KILLING PUTS SPOTLIGHT ON BLOODY PAST
Thomas Seibert, Foreign Correspondent
The National
9/FOREIGN/630244377/-1/NEWS
Jan 19 2009
United Arab Emirates
Hrant Dink’s funeral procession was attended by thousands who showed
solidarity with the slain journalist.
ISTANBUL // Hrant Dink, a prominent Turkish journalist of Armenian
descent, was walking back from a bank errand to the office of
his newspaper Agos in a busy Istanbul shopping district one Friday
afternoon two years ago, when a young man stepped up from behind and
shot him in the head and the neck.
As Dink lay dead on the pavement and a crowd of shocked passers-by
and friends gathered around the body that had been quickly covered
with a blanket, it became clear immediately that the murder was a
defining moment for Turkey.
Television stations interrupted their normal programmes to report
on the killing, and the government in Ankara broke off a cabinet
meeting to dispatch two ministers to Istanbul to watch over the
investigation. A few days later, tens of thousands of people joined
the funeral march for Dink, carrying signs that read: "We are all
Armenians." Turkey had never seen anything like it.
Even though radical Turkish nationalists had long regarded Dink as a
traitor because he wanted Turkey to face up to the massacres against
the Armenians in the First World War and called for a reconciliation
between Turks and Armenians, the murder came as a shock for the
country. Nationalists had brought Dink, the outspoken editor of Agos,
and other intellectuals to court for expressing their views about
the Armenian question, but the killing crossed a line. Dink himself,
in his last column for Agos, had compared himself to a dove: "I know
that in this country no one will hurt a dove."
Two years after the shots that were fired on Jan 19, 2007, Turkey is
still haunted by the murder, but the debate about what happened to
Armenians almost 100 years ago is much more open than before. Several
hundred thousand Anatolian Armenians perished in massacres and death
marches that started in 1915. Turkey says the deaths were the unwanted
results of a relocation move under wartime conditions.
Armenia and many international scholars say that up to 1.5 million
people were victims of a genocide.
"The funeral march was a turning point," said Aydin Engin, a
Turkish journalist who briefly took over as editor of Agos after the
murder. "Many Turks were forced to think: what happened in 1915? Was
there a genocide or not? People recognised there is a problem."

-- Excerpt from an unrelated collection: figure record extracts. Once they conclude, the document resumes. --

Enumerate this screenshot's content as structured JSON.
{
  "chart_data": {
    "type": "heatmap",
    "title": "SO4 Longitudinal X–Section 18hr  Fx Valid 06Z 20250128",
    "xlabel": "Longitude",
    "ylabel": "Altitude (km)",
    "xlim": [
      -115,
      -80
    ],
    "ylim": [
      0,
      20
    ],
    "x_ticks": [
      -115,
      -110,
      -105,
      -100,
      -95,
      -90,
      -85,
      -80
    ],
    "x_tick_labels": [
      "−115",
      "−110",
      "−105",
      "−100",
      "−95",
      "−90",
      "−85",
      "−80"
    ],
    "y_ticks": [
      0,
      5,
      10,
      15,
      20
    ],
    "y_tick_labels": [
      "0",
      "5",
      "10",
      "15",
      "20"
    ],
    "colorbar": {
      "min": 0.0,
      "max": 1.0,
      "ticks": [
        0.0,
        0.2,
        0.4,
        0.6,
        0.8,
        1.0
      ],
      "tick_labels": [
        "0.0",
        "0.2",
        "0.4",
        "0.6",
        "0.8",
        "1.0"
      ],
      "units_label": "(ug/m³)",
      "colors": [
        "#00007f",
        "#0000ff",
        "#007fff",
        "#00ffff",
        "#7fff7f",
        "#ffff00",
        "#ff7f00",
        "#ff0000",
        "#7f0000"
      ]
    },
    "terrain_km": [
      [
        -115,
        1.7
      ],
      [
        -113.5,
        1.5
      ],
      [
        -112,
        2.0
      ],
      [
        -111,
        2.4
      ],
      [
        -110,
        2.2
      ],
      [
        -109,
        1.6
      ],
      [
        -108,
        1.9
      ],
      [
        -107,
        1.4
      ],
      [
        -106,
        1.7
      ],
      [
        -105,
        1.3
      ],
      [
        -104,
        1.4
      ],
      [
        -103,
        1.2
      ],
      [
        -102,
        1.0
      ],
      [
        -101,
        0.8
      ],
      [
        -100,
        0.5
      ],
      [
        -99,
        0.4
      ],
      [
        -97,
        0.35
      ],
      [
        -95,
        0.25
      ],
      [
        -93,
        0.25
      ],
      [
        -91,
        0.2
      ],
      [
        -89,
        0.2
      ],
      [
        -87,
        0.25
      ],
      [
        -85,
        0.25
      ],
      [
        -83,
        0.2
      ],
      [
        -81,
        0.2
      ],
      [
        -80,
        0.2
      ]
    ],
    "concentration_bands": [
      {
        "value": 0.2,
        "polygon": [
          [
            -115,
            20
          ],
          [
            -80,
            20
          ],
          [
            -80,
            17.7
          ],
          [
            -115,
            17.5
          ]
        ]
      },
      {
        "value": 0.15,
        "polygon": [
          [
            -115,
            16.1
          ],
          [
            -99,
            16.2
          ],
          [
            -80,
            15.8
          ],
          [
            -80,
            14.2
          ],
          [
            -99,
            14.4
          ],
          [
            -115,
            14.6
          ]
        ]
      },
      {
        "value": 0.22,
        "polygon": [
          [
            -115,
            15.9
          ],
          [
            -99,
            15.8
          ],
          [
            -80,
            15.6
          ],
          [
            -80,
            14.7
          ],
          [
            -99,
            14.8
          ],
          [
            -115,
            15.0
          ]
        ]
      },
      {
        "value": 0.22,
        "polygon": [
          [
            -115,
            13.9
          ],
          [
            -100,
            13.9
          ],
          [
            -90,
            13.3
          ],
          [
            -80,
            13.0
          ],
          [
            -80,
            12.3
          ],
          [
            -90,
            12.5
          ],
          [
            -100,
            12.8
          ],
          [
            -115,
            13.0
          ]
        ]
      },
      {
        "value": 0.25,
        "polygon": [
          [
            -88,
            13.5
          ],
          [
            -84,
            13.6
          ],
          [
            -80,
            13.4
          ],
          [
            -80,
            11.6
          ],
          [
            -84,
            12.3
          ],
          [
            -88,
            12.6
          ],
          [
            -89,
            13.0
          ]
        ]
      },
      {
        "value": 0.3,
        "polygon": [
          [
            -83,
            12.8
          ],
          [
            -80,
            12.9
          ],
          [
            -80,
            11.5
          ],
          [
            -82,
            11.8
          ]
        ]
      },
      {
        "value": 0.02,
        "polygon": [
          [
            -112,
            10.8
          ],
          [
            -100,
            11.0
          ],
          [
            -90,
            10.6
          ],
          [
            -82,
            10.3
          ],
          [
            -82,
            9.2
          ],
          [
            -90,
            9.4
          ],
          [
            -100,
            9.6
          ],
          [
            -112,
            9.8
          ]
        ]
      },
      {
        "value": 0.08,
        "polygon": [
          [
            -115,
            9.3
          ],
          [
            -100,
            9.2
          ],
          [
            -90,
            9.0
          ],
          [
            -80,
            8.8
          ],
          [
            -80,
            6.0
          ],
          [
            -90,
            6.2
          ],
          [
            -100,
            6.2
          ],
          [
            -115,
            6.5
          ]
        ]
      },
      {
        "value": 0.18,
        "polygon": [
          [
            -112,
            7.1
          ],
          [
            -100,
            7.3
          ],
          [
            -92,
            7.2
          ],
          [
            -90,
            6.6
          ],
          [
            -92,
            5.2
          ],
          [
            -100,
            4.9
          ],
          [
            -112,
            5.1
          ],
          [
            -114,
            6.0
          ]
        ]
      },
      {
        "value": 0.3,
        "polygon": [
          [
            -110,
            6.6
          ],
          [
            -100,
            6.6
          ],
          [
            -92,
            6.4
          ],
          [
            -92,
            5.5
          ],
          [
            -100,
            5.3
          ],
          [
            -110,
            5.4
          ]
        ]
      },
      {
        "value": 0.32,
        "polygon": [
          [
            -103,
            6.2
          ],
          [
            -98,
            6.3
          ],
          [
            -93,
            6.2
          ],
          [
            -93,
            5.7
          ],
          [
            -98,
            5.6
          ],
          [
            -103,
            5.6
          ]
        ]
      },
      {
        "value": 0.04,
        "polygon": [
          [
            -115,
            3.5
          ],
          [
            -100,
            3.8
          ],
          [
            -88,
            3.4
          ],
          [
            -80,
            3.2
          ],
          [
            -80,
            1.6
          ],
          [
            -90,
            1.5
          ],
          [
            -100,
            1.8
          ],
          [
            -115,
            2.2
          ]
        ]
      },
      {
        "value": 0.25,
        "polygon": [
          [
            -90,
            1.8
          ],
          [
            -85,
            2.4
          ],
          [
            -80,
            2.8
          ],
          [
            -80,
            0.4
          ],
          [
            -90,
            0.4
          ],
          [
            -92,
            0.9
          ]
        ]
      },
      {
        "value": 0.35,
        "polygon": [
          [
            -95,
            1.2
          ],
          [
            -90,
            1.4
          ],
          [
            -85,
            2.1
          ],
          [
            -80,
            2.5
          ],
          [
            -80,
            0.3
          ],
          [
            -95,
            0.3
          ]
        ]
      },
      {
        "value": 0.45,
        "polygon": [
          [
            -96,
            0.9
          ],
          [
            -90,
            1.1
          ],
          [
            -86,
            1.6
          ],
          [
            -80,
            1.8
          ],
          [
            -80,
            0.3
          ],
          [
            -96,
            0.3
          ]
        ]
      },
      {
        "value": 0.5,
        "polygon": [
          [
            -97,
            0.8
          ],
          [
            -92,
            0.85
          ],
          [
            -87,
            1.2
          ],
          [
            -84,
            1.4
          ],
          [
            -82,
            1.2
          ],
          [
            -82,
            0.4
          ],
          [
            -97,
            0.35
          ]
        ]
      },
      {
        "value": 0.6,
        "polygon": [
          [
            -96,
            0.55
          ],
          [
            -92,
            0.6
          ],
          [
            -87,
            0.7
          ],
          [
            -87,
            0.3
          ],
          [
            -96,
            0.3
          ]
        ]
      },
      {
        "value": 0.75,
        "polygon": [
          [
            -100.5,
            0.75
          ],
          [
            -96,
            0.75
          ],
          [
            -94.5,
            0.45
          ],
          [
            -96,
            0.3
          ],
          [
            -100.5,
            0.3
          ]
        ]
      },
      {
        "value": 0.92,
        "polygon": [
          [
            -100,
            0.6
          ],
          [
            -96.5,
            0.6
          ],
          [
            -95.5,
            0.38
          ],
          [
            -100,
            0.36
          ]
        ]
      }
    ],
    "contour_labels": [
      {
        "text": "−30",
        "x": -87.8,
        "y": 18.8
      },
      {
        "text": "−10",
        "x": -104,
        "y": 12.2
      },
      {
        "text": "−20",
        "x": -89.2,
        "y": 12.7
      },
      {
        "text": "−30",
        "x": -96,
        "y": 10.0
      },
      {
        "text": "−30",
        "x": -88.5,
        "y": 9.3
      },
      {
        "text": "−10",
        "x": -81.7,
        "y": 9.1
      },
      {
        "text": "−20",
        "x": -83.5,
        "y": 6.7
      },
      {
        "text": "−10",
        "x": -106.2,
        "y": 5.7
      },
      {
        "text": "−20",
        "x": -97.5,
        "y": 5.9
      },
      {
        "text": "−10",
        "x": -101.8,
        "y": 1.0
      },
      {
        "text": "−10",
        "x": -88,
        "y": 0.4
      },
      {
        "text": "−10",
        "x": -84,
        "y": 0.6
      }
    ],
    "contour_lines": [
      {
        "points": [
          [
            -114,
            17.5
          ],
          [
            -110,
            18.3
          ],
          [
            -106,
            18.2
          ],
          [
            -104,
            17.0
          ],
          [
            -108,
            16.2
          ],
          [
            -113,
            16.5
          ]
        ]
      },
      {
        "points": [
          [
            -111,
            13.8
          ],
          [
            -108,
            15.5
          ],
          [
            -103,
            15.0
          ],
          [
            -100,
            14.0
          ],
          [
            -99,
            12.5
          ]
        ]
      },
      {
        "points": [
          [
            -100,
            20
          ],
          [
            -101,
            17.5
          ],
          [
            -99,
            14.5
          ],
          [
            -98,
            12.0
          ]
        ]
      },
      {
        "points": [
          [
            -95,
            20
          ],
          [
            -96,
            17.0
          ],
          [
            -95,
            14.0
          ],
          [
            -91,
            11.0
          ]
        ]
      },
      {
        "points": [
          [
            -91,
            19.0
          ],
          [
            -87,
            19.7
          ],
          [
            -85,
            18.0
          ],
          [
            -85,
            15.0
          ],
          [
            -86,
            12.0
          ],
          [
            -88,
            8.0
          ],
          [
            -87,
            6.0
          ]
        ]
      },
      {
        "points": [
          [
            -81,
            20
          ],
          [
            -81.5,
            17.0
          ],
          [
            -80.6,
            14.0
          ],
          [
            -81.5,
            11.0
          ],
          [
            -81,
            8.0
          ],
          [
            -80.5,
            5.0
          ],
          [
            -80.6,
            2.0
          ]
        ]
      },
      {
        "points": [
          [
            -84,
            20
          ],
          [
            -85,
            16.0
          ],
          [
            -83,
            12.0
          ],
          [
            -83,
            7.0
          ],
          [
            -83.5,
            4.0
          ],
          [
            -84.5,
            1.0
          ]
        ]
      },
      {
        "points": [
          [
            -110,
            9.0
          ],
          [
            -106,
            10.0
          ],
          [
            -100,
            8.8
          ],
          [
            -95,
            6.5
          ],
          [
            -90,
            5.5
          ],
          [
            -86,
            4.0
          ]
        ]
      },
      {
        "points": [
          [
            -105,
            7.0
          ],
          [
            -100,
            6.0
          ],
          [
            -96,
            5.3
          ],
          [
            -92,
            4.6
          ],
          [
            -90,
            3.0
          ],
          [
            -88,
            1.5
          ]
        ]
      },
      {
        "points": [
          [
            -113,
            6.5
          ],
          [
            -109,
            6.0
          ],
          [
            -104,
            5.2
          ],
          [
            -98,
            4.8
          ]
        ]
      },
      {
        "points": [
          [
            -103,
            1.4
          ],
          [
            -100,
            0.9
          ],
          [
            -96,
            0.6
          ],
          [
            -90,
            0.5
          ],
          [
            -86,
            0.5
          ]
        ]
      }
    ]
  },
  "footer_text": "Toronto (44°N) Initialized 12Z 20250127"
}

The probing is new for Turkey, where public talk about the Armenian
question was long considered taboo and can result in jail sentences
even today. Mr Engin, who is not of Armenian descent, said he still
receives many e-mails from high school and university students asking
him to explain what happened to the Armenians.
"The taboo has been broken for good," Mr Engin said. "People talk
about it in coffee houses, in their families."
Shortly after the murder, police caught the confessed killer, Ogun
Samast, a teenager from the Black Sea city of Trabzon, which is known
as a nationalist stronghold. The trial against Mr Samast and several
other defendants accused of incitement or of being accomplices
continues in court in Istanbul. It has kept the case of Dink on
the agenda.
Friends and family members meet today for a remembrance march from
Taksim Square in Istanbul’s city centre to the scene of the crime in
front of the building that houses Agos.
Ever since the killing, the government has been under public pressure
to investigate reports that those guilty acted with the knowledge of
leading police officers. When Mr Samast was arrested, some policemen
posed with him and a Turkish flag for souvenir photos. Only a few
days ago, Turkish media reported that Recep Tayyip Erdogan, the
prime minister, had given permission to open investigations against
two high-ranking police officers who are accused of having ignored
information about the plot to kill Dink.
Still, Armenians in Turkey feel exposed. This month, police in the
central Anatolian city of Sivas arrested about a dozen nationalists
after discovering a plot to kill a leader of the local Armenian
community. The plot is said to have been ordered by members of the
Ergenekon organisation, a right-wing group that prosecutors say tried
to provoke a military coup against Mr Erdogan by creating chaos in
the country with the help of terrorist attacks and assassinations.
Fethiye Cetin, a lawyer for Dink’s family in the murder trial, has
claimed that there are "very strong connections" between the Ergenekon
gang and the killing of Dink.
"Right now every Armenian can feel like a target," Dink’s brother
Orhan told the Sabah newspaper last week.
Mr Engin said every time the Armenian question receives heightened
publicity, Armenians felt under threat by nationalists.